How should we model reproductive maturity in plants?

Freya Thomas
University of Melbourne

Received the Australian Flora Foundation Young Scientist Award for her
outstanding poster at ESA15. The conference was held in Adelaide at the Adelaide Hilton from November 29-December 3

Freya Thomas is a PhD student at The University of Melbourne in the Quantitative and Applied Ecology Group

Thirty years after Noble and Slatyer’s (1980) use of minimal demographic data to predict species replacement sequences and vegetation response to recurrent disturbances, ecologists are still ignorant of basic knowledge of life history characteristics for many plant species, and managers are still asking for it. While qualititative data are reasonably widely available, quantitative data on species life history characteristics are often lacking despite being fundamentally useful for quantifying growth rates and ‘age to reproductive maturity’ for use in ecological fire management. ‘Reproductive maturity’ is a central concept for predicting species responses to disturbance, yet is linguistically vague with uncertainties surrounding what to measure, when, why and how to quantify it.

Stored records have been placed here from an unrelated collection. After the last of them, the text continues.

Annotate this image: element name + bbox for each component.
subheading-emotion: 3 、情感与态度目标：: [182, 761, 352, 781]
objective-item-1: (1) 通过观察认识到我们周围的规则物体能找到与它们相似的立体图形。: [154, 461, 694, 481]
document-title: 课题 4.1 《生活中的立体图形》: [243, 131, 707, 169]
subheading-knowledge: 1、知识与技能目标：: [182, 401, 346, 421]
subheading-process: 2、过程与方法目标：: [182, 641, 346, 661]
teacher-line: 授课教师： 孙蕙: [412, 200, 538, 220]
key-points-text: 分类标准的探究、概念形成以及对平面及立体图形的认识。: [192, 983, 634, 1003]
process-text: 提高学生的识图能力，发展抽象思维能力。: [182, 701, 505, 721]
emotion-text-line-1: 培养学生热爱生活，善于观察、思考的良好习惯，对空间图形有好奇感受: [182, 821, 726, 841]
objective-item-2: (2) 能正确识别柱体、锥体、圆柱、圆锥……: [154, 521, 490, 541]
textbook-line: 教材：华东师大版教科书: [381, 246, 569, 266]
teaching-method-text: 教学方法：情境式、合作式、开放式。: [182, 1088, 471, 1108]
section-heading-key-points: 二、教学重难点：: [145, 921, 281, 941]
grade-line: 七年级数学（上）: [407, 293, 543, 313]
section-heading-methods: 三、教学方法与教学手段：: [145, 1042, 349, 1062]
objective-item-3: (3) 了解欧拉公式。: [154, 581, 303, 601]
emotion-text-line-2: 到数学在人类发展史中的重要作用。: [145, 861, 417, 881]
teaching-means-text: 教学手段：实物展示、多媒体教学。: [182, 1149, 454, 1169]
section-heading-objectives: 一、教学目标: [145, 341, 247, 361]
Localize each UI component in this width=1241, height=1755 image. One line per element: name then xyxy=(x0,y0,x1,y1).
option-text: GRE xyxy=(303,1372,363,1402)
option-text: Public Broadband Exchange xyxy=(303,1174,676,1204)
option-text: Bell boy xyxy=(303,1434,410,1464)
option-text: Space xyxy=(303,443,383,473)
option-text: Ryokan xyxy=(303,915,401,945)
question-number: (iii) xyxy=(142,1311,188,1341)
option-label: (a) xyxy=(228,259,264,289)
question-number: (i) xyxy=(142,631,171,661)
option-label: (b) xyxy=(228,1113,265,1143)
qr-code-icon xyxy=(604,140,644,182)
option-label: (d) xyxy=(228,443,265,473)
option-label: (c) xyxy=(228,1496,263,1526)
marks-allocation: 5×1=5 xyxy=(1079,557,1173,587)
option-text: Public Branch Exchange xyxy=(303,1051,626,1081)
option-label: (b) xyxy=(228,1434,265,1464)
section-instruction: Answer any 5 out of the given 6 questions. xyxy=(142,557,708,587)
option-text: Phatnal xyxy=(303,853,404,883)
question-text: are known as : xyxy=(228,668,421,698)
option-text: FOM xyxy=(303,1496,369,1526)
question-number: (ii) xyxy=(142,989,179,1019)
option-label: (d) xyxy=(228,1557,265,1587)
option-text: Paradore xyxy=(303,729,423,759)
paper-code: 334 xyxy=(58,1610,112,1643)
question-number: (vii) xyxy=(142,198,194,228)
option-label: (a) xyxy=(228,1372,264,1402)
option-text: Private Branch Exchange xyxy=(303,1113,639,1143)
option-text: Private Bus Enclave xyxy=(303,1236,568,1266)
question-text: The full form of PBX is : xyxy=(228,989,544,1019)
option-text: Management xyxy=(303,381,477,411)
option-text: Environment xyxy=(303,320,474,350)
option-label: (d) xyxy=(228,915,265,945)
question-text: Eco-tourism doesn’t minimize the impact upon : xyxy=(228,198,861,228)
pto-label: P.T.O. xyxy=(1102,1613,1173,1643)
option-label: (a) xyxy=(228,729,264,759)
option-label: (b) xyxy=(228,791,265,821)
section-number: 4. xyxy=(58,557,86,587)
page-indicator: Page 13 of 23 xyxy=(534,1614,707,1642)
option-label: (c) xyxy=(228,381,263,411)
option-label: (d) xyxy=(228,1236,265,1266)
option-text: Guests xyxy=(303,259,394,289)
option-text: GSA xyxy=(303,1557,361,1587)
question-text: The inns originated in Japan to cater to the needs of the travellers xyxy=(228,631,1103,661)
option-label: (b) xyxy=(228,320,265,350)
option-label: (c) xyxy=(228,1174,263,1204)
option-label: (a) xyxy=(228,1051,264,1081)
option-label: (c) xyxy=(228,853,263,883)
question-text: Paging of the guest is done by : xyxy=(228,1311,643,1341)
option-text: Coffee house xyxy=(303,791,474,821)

I present, compare and discuss three approaches to modeling reproductive maturity for multiple plant species, based on multi-species datasets collected in Victoria, Australia. One approach relates the probability of reproduction to plant size through logistic regression, the second aims to characterise reproductive output with a sigmoid curve, and the third is based on a ‘hurdle’ model which combines probabilities of being reproductively mature with sized-based estimates of expected reproductive output.